Au début, elle voulait préserver leur relation familiale, et elle a donc demandé à son mari d'aller consulter un sexologue et un psychologue. Mais il a refusé.

“Je suis en vie aujourd'hui car je n'ai pas suivi la tradition arménienne, que je n'ai pas eu peur de porter l'étiquette de “femme divorcée” et que j'ai osé demander le divorce. Je n'ai pas signalé les faits à la police. À cette époque, je ne voulais pas que les gens connaissent mon histoire de vie”, raconte Lilit.

Autonome du point de vue financier, Lilit a pu partir avec son bébé et louer une maison. Selon elle, son ex-mari a tenté de restaurer leur relation à plusieurs reprises. Lilit pense que son mari est accro à la violence sexuelle et est d'ailleurs convaincue qu'il viole également sa femme actuelle.
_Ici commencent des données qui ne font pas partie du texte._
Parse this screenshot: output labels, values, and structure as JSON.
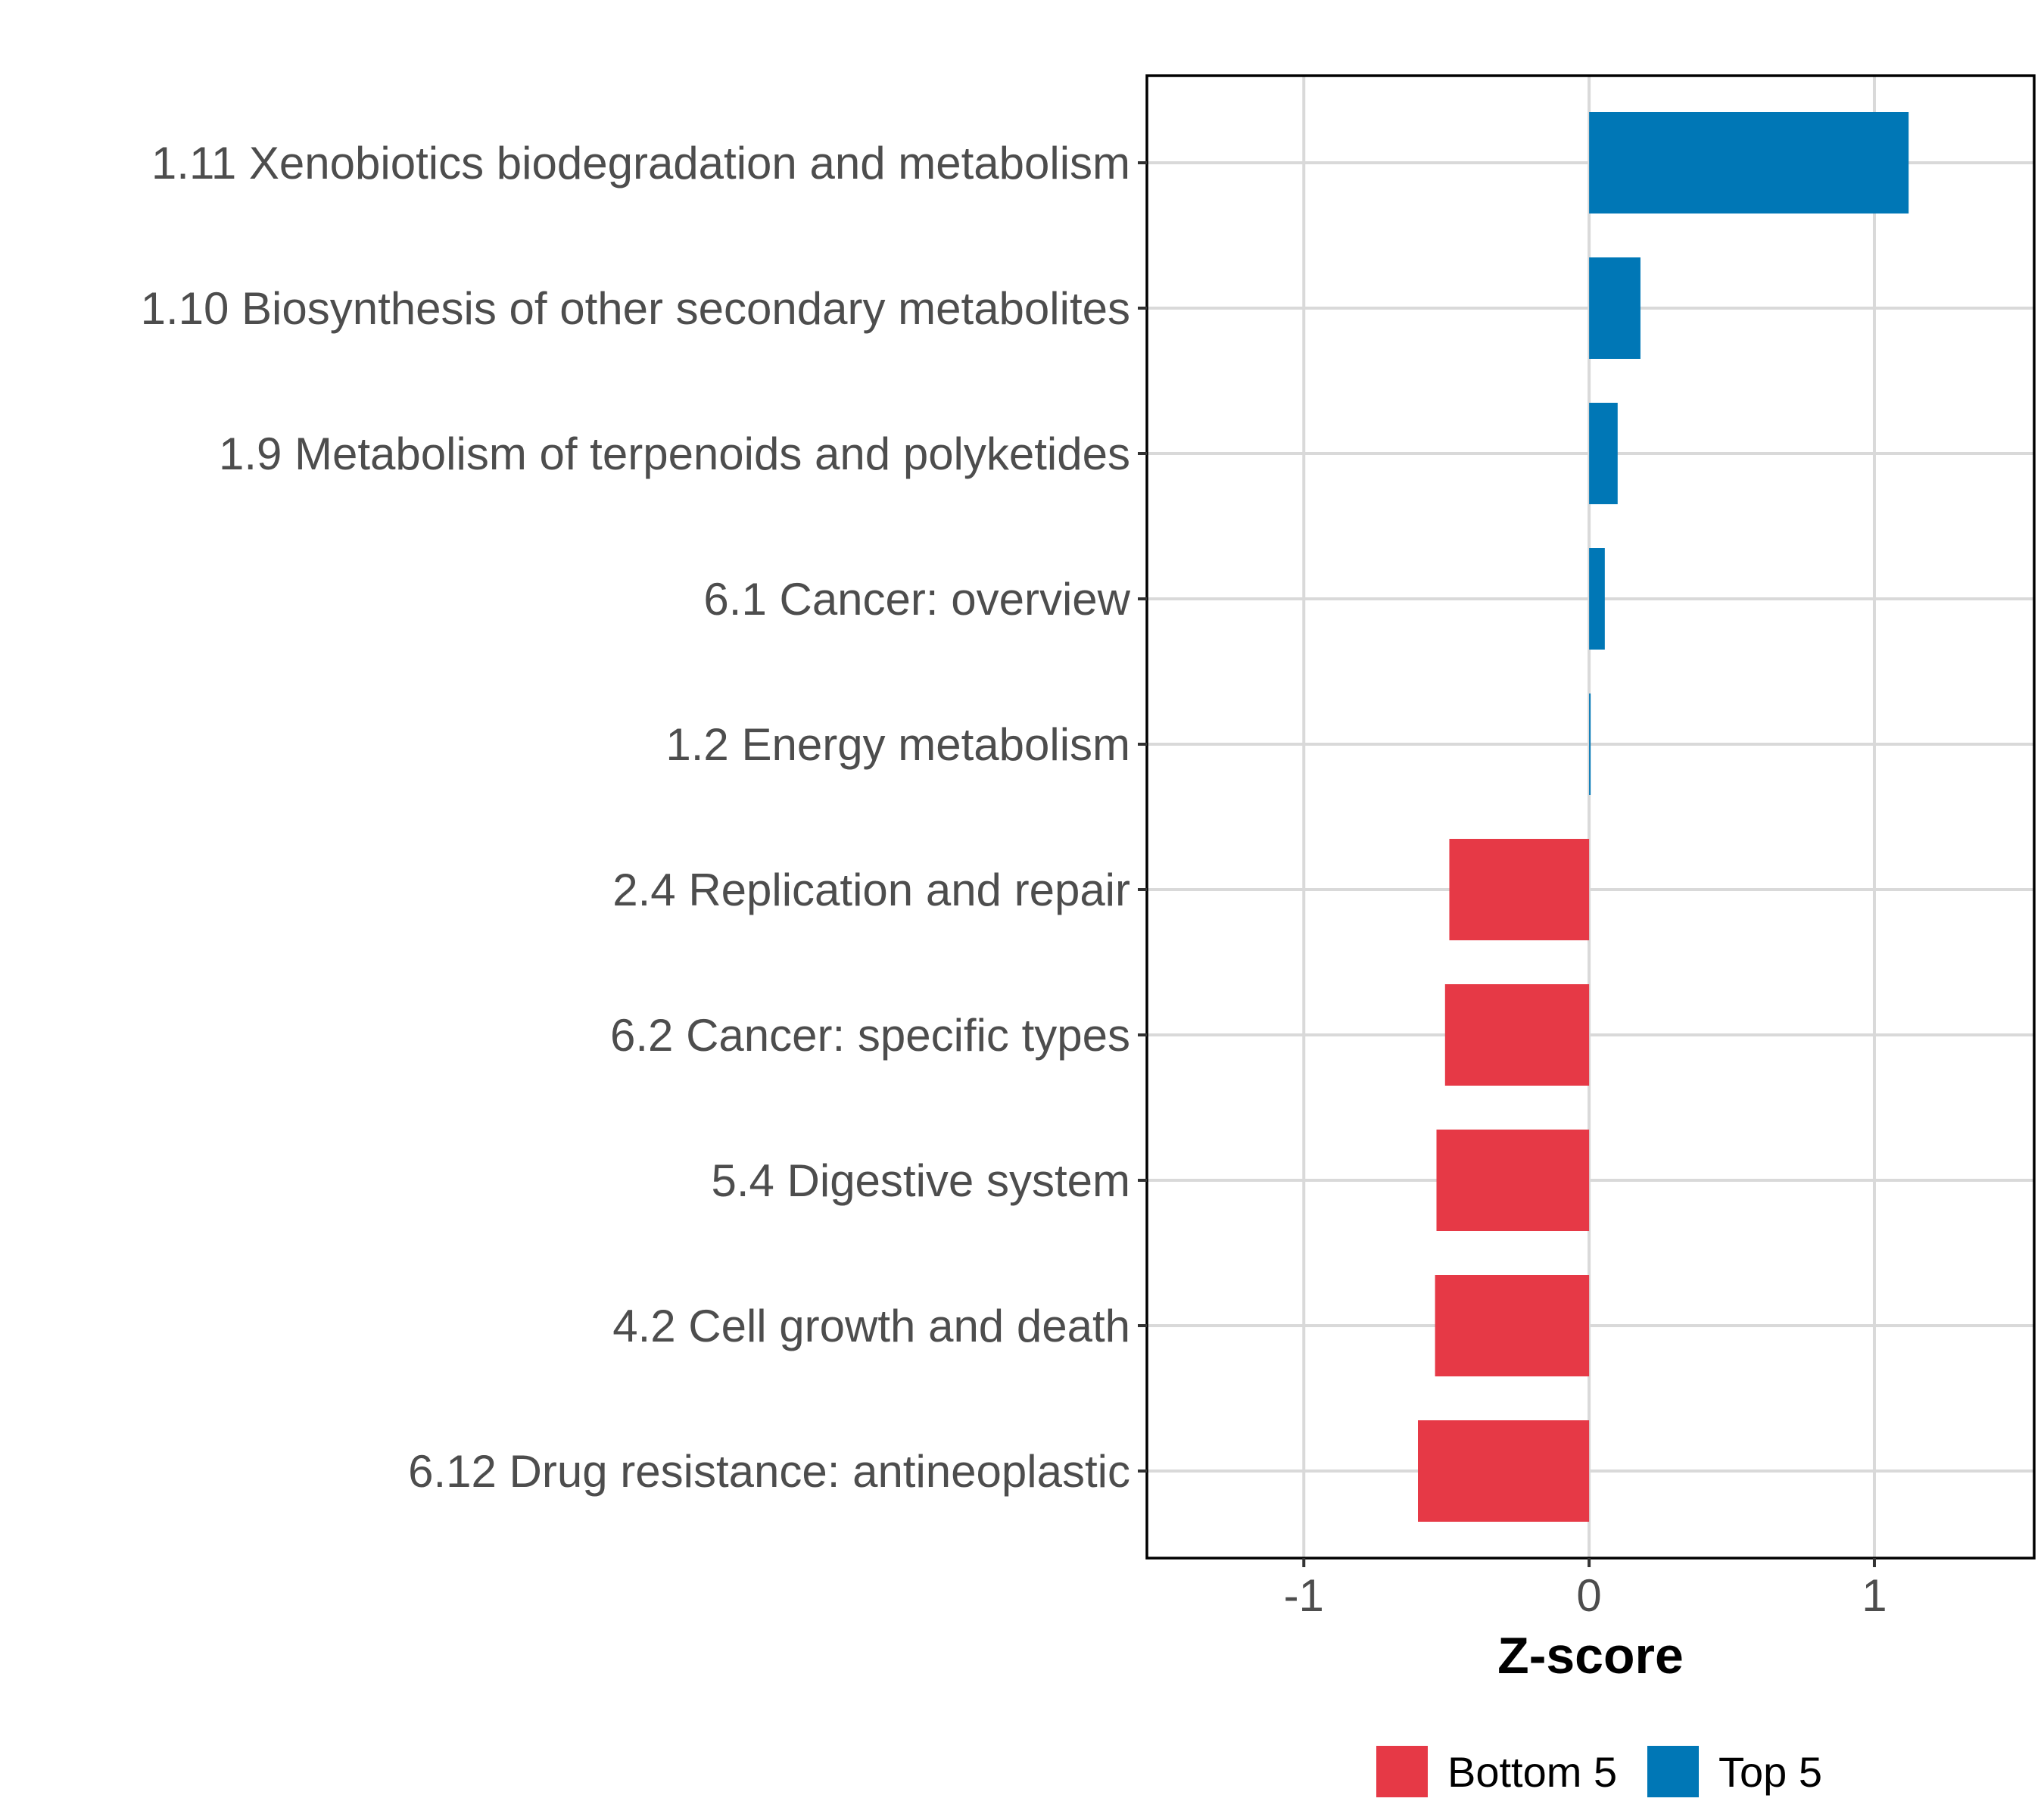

“Je la connaissais de vue”, explique Lilit. “C'était une jolie fille aux formes généreuses qui venait de la campagne. Après leur mariage, je l'ai croisée quelques fois dans la rue. Elle est devenue terriblement maigre, elle marche avec le dos voûté et son cou est toujours couvert. Quand j'étais mariée, mon cou aussi était toujours couvert, parce qu'il l'avait attrapé et serré fort avec ses gros doigts – pour m'étrangler.”

Il m'avait dit : “je rêve de coucher avec un cadavre.”

Faire avancer la législation sur la violence domestique

En septembre 2017, le Ministère de la Justice a présenté un projet de loi sur “la prévention de la violence domestique et la protection des victimes de violence domestique”, en vue de son examen. La loi devait servir de base juridique pour la prévention de la violence domestique, la protection des victimes de violences domestiques et l'accès à la justice, puisqu'aucun de ces points n'était alors réglementé par la législation en vigueur.

Mais tout le monde n'était pas en faveur de cette loi. Plusieurs députés et personnalités politiques et publiques ont décidé de s'opposer à ce projet. Certains ont même affirmé que la loi était “imposée par l'Union européenne” à l'Arménie et qu'elle “visait à détruire des familles et à arracher les enfants à leurs parents”.

Après une période de débats intenses, une nouvelle version a été adoptée en décembre 2017, intitulée “Prévention de la violence domestique, protection des personnes victimes de violence dans la famille et rétablissement de la solidarité au sein de la famille”.

Les militantes de l'association Coalition pour stopper les violences faites aux femmes affirment que les modifications de l'intitulé de la loi ainsi que certains des concepts qu'on retrouve dans le texte posent problème. Ces derniers rappellent que le terme “violence domestique” a été supprimé à la fois du nom de la loi et de son texte, et remplacé par le terme “violence dans la famille” qui, selon eux, est plus ambigu d'un point de vue juridique.

Dans la loi adoptée, l'expression “causer des douleurs physiques” a été supprimée et remplacée par “causer intentionnellement des souffrances physiques”. Le terme “souffrance physique” n'est pas défini dans le Code pénal arménien.

Par conséquent, “si une femme a été victime de violence, a été blessée physiquement, mais que les traces de l'agression ou les blessures sur le corps ne sont pas apparentes, cela n'est plus considéré comme une infraction punissable”, a confié Hovhannisyan, membre de l'association Coalition pour stopper les violences faites aux femmes à OC Media.